Monet’s Waterloo Bridge c. 1900 exemplifies his romantic view of the city. It features a delicate wisp of marshmallow-pink smoke, enveloped within the blue clouds of London’s industrial south bank. Painted from the vantage point of his top-floor suite at the Savoy Hotel, Monet transformed what many might dismiss as a grimy, polluting eyesore into a poetic vision of modernity. The tendrils of steam, drifting from factory chimneys, seamlessly blend with the fog and mist hanging over the Thames, imbuing the scene with the ethereal beauty that Monet identified with London.
Compare this earlier work with a second painting of Waterloo Bridge from around 1903, three years later. Though the view is the same, the vista is totally transformed. Those pink and lilac wisps have entirely taken over, and they now impart an iridescent sheen to the whole canvas. These pastels totally obscure the powerful chimneys (those markers of industrial progress) in the far background.
On the bottom-right, a small boat glides along the (now very tranquil) Thames. This painting, in its palette, might as well be a painting of a bed of flowers, or the inside of a mother-of-pearl oyster — so silent and contemplative, pink and soft, is it in ambience and tone.

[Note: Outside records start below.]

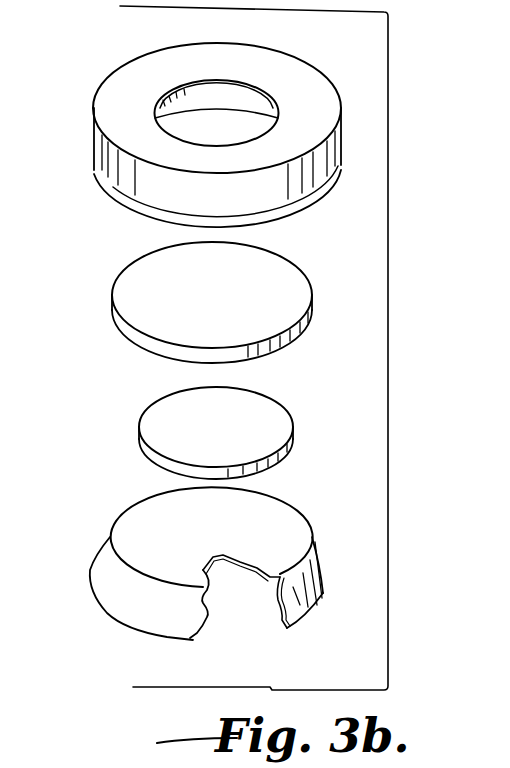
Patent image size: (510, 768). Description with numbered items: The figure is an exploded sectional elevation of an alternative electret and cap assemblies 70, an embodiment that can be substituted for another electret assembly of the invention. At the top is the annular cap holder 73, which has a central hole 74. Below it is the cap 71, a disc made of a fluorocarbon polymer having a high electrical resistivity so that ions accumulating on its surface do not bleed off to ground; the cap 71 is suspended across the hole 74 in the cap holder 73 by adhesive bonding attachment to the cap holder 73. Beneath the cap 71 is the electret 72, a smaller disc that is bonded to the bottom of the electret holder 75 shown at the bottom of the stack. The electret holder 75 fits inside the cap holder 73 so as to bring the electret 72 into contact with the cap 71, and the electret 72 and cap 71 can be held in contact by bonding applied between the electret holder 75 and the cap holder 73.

The electret and cap assemblies 70 is at (80, 296).
The cap 71 is at (140, 345).
The electret 72 is at (157, 432).
The cap holder 73 is at (98, 152).
The hole 74 is at (263, 93).
The electret holder 75 is at (110, 537).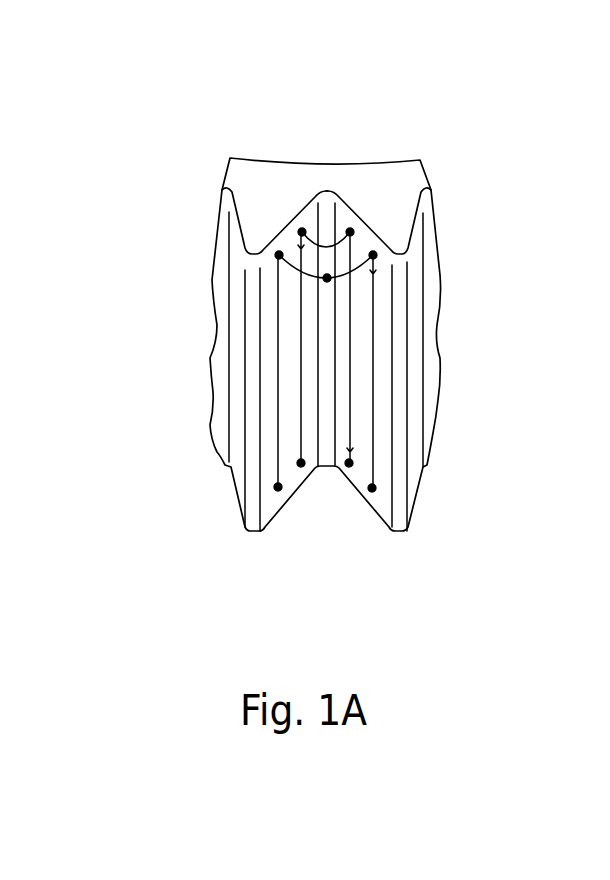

Here we have the same scene again. But where are the pastels? Where are the great chimneys? Instead we are greeted with the ‘little red ball’ (as Monet called it) of the sun, gleaming through a thick blanket of green-grey mist, shimmering its reflection on the water beneath. If you squint, you can see the echo of Waterloo Bridge across the horizon, and two brave little sailboats in the foreground.
The reflections on the water in this painting, along with the spontaneous application of painted highlights, signify Monet’s growing fascination with the fusion between water and sky. This fascination would eventually culminate in his Water Lilies series. Shortly after returning from London, Monet would begin working on these now-iconic paintings in his garden in Giverny, France. This endeavour continued until the end of his life, as he sought to capture the relationship between light, water, and air in increasingly abstract and intuitive ways.
One wonders if Monet’s experiences in London rain played a role in his increasing interest in the capturing the elements: light, water, air, and the boundaries between them. At the very least, the English climate — with its plentiful fog and rain — clearly inspired an exploration of the patterns of shadow, movement, and colour that characterise his later works.
In person, these large canvases pulsate with an intensity that defies digital reproduction. Viewed closely, they dissolve into a chaotic, textured mass of colour, but stepping back brings the scene into focus, revealing a stunning realism. This is the type of exhibition which you need to see in person — so if you’re in London between now and January 19 2025, you ought to have a look. You’ll be just in time for the February fog to roll in.
Fin.
Just another great article 🤷♀️
Thanks for letting us see a bit of this exhibition vicariously through you! What an inspiring collection of paintings. Upon seeing this, it is hard not to get the urge to create - just as I always did when seeing Monet's Rouen Cathedral paintings at the Boston Museum of Fine Arts during my time in Boston.